Throughout his adult life, Lovecraft could never support himself from his earnings as an author and editor. He was virtually unknown during his lifetime and was almost exclusively published in pulp magazines before his death. A scholarly revival of Lovecraft’s work began in the 1970s, and he is now regarded as one of the most significant 20th-century authors of supernatural horror fiction. Many direct adaptations and spiritual successors followed. Works inspired by Lovecraft, adaptations or original works, began to form the basis of the Cthulhu Mythos, which utilizes Lovecraft’s characters, setting, and themes.

Earliest recognition

Few of Lovecraft and Susie’s activities were recorded between late 1908 and 1913. Lovecraft described the steady continuation of their financial decline, highlighted by his uncle’s failed business, which cost Susie a large portion of their already dwindling wealth. One of Susie’s friends, Clara Hess, recalled a visit during which Susie spoke continuously about Lovecraft being “so hideous that he hid from everyone and did not like to walk upon the streets where people could gaze on him.” Despite Hess’ protests to the contrary, Susie maintained this stance. For his part, Lovecraft said he found his mother to be “a positive marvel of consideration”. A next-door neighbour later pointed out that what others in the neighbourhood often assumed were loud, nocturnal quarrels between mother and son were recitations of William Shakespeare. This activity seemed to delight the mother and son.

During this period, Lovecraft revived his earlier scientific periodicals. He endeavoured to commit himself to studying organic chemistry, and Susie bought the expensive glass chemistry assemblage he wanted. Lovecraft found his studies were hampered by the mathematics involved, which he found boring and would cause headaches that would incapacitate him for the remainder of the day. Lovecraft’s first non-self-published poem appeared in a local newspaper in 1912. Called Providence in 2000 A.D., it envisioned a future where Americans of English descent were displaced by Irish, Italian, Portuguese, and Jewish immigrants. In this period, he also wrote racist poetry, including “New-England Fallen” and “On the Creation of Niggers”, but there is no indication that either was published during his lifetime.

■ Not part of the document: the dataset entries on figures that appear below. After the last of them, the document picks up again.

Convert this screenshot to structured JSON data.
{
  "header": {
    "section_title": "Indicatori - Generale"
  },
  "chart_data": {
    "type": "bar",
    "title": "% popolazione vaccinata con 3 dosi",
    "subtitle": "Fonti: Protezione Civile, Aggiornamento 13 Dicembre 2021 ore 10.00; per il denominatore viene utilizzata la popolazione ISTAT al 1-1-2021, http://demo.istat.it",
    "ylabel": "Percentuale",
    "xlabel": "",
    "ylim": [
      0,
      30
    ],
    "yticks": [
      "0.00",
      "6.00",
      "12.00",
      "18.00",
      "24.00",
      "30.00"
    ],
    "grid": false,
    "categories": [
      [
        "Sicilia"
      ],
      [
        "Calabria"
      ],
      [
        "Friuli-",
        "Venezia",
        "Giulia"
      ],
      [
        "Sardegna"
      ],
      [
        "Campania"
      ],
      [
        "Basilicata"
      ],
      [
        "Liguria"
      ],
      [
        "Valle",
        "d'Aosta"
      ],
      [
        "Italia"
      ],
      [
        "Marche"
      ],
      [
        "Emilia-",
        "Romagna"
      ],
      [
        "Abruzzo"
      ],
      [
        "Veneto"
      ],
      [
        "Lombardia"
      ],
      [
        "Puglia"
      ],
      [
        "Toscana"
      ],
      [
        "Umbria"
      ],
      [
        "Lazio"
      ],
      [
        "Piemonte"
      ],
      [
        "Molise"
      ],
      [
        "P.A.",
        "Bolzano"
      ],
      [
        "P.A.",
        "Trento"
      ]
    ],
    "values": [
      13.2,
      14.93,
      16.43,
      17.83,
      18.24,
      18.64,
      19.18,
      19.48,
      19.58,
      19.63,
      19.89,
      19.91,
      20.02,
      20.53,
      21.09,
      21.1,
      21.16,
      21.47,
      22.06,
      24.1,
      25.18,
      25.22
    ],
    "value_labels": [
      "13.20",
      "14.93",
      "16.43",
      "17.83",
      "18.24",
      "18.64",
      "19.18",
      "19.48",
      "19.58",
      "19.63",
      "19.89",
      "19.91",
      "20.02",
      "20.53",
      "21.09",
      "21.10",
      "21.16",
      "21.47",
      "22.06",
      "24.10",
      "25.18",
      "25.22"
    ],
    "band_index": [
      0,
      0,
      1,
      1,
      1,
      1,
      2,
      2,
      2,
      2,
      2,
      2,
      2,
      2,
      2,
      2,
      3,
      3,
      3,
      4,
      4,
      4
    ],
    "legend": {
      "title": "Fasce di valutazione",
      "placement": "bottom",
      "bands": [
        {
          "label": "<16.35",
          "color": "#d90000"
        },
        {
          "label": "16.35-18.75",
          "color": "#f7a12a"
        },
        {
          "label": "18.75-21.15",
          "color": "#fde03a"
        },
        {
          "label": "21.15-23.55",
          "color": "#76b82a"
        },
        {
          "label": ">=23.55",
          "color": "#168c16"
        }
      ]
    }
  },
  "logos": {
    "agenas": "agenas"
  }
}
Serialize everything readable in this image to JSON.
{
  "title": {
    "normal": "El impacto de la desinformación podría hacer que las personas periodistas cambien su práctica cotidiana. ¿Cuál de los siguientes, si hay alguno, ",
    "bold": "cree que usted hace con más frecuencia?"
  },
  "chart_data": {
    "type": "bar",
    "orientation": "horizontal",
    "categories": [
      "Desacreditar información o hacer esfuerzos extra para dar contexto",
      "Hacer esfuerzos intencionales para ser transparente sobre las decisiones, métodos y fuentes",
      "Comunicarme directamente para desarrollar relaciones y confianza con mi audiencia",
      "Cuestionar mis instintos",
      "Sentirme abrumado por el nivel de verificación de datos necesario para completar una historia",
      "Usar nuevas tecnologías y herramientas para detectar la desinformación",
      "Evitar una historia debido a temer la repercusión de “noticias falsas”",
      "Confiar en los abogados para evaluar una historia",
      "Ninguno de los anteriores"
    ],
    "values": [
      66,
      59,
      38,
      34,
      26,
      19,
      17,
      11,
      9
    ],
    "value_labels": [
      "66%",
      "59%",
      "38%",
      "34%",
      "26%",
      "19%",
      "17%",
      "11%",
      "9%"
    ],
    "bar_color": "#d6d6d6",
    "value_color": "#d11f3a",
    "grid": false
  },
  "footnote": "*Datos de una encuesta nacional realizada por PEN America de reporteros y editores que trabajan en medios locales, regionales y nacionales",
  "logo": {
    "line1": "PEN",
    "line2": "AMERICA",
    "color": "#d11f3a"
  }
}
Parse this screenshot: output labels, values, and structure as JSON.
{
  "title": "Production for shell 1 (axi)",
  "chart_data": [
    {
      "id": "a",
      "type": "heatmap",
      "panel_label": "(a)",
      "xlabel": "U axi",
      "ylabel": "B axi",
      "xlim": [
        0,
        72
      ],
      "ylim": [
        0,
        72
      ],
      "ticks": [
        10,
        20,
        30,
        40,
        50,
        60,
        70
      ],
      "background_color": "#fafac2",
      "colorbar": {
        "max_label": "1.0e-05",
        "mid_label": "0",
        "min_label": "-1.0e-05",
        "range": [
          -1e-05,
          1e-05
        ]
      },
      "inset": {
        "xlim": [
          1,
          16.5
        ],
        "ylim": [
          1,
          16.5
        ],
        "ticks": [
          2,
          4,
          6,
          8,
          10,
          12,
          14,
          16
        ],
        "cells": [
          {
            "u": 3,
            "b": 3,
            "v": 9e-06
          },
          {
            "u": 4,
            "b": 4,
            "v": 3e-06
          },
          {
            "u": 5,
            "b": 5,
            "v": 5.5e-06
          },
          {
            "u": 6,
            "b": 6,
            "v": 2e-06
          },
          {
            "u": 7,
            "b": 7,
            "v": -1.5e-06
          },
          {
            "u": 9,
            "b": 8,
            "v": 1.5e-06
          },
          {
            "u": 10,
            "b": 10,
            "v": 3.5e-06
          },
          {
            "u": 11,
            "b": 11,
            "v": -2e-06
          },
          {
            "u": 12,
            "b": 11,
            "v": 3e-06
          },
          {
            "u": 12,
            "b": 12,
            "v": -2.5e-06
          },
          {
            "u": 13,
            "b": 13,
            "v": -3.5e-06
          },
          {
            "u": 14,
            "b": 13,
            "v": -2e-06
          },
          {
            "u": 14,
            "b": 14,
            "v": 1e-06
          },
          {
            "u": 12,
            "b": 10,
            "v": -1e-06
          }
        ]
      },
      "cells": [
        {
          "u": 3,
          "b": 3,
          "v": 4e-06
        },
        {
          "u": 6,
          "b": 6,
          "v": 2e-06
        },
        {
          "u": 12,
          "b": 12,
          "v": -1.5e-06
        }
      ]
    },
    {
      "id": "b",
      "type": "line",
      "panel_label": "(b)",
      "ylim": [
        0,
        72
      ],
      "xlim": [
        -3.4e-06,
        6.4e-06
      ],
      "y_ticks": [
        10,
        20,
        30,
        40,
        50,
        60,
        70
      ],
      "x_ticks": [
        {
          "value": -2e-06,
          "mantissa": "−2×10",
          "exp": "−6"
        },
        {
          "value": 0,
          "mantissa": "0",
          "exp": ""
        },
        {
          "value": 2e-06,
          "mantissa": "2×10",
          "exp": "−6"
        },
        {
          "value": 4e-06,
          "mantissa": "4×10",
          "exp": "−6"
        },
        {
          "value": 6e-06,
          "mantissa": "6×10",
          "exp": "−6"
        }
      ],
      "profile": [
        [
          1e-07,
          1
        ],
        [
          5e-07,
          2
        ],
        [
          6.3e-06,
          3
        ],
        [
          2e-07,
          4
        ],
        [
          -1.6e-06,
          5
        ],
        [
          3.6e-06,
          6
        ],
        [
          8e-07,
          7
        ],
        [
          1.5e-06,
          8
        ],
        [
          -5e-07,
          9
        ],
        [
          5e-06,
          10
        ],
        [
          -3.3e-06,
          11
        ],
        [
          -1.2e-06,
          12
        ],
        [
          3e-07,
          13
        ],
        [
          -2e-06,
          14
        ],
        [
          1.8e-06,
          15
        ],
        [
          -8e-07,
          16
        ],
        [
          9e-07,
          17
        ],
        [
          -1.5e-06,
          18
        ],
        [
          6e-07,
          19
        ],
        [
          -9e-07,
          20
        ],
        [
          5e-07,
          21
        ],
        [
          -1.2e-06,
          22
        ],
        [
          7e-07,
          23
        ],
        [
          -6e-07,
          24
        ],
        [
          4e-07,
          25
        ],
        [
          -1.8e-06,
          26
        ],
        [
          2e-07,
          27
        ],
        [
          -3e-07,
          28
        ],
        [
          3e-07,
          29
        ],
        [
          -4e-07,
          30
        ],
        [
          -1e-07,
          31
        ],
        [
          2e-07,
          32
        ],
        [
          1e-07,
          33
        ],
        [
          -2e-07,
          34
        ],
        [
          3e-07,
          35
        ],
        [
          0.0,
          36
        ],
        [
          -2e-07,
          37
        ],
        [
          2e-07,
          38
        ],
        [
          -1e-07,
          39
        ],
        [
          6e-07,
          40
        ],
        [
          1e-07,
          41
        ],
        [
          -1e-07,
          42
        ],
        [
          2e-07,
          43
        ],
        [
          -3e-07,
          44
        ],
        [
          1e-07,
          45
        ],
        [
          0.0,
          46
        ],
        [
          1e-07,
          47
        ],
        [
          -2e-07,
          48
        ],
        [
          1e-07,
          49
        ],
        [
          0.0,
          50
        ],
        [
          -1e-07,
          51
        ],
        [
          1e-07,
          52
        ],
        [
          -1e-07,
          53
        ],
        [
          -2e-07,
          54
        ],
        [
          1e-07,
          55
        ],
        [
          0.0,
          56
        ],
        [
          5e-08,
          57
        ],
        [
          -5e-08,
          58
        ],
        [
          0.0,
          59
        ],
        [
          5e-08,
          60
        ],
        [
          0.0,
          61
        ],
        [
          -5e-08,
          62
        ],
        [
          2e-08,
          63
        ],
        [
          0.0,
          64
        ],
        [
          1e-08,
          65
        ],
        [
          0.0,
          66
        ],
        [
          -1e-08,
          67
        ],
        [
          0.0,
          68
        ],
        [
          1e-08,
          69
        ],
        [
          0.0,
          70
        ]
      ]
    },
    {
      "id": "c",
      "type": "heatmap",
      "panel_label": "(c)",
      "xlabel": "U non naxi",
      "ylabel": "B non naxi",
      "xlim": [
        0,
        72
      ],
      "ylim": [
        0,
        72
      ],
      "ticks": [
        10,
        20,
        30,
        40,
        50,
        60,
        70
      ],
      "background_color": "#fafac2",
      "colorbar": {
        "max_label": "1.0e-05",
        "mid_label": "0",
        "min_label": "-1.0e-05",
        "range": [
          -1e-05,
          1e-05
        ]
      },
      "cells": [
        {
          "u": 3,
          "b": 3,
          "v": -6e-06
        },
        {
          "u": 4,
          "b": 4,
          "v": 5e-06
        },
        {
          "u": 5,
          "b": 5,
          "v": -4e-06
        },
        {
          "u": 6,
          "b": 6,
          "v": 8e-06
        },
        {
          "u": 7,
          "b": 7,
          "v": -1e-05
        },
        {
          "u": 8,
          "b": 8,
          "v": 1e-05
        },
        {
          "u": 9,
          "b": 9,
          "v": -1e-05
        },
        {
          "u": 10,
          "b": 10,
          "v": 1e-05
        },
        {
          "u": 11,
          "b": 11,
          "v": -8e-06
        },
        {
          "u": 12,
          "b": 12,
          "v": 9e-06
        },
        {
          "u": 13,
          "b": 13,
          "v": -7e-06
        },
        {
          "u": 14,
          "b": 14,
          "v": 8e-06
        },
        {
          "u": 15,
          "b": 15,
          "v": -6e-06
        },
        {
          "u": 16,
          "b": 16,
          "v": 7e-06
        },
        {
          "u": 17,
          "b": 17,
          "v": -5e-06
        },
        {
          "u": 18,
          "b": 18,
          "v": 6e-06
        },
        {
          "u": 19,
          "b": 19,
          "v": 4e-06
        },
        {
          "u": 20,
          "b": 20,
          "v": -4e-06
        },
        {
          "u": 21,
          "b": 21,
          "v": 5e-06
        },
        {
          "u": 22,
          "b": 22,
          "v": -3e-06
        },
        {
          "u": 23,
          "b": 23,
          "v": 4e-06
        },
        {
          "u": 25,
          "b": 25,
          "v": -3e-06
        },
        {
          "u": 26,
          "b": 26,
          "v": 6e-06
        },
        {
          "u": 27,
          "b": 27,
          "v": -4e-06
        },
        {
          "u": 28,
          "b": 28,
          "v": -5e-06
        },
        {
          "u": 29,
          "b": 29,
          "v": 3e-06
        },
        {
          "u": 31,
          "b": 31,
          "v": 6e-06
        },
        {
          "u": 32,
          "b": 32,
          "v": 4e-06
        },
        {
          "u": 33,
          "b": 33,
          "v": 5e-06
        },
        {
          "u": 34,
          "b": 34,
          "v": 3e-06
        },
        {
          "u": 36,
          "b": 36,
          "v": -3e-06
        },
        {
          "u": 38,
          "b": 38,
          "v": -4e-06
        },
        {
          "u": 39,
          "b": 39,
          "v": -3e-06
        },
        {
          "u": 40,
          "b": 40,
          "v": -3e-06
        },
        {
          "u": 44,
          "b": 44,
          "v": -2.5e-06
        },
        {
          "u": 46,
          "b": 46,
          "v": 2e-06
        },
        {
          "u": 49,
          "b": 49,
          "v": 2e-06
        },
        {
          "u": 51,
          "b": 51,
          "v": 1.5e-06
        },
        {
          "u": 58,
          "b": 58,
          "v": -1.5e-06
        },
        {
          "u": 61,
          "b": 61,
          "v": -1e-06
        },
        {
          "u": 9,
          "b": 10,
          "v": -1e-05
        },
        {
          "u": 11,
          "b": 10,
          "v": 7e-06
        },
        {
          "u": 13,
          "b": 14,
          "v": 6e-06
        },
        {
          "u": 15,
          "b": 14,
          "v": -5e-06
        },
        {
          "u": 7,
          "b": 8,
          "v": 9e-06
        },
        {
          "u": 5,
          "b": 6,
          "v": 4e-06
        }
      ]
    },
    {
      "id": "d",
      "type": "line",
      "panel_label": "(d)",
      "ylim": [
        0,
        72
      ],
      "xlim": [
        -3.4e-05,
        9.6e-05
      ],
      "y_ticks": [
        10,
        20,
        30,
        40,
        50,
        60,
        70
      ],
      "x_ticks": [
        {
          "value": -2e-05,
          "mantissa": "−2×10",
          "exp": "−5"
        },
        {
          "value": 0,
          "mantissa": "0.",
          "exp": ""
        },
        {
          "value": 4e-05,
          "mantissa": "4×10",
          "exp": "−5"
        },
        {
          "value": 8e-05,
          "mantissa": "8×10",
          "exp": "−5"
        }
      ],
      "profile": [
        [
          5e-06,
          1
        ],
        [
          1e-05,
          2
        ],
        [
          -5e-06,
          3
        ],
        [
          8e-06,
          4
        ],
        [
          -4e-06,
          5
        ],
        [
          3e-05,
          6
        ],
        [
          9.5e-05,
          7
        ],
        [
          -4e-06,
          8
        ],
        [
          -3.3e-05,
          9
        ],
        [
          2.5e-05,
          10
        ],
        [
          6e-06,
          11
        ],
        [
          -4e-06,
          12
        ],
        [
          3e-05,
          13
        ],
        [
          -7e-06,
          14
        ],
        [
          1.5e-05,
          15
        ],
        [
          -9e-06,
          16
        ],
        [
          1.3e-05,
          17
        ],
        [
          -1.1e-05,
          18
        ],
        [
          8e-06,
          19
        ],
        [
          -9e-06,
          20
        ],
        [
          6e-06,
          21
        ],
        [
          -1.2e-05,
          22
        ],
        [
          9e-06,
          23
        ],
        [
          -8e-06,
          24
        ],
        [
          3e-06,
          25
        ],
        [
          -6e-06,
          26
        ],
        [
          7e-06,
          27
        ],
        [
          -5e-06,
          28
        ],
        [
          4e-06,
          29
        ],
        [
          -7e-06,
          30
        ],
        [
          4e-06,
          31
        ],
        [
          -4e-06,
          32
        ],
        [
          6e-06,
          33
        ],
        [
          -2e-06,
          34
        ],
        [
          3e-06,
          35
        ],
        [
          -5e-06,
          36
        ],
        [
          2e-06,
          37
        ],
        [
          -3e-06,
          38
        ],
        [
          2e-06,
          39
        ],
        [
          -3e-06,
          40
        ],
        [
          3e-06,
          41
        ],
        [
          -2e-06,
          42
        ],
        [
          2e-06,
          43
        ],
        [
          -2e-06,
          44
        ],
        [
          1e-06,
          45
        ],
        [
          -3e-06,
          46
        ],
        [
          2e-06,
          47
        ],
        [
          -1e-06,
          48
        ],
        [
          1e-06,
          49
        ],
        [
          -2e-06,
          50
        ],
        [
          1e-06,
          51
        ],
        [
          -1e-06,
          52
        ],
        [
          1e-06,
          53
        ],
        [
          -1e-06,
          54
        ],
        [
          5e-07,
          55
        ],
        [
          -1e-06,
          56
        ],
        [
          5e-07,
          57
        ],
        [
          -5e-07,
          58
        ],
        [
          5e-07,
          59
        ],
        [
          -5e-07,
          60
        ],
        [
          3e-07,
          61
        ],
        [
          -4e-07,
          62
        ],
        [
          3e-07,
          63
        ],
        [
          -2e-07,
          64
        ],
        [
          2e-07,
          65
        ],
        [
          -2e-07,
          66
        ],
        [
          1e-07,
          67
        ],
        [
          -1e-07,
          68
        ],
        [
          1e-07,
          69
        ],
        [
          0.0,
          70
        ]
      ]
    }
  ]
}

In 1911, Lovecraft’s letters to editors began appearing in pulp and weird-fiction magazines, most notably Argosy. A 1913 letter critical of Fred Jackson, one of Argosy’s more prominent writers, started Lovecraft down a path that would define the remainder of his career as a writer. In the following letters, Lovecraft described Jackson’s stories as being “trivial, effeminate, and, in places, coarse”. Continuing, Lovecraft argued that Jackson’s characters exhibit the “delicate passions and emotions proper to negroes and anthropoid apes.” This sparked a nearly year-long feud in the magazine’s letters section between the two writers and their respective supporters. Lovecraft’s most prominent opponent was John Russell, who often replied in verse and to whom Lovecraft felt compelled to respond because he respected Russell’s writing skills. The most immediate effect of this feud was the recognition garnered from Edward F. Daas, then head editor of the United Amateur Press Association (UAPA). Daas invited Russell and Lovecraft to join the organization, and both accepted Lovecraft in April 1914.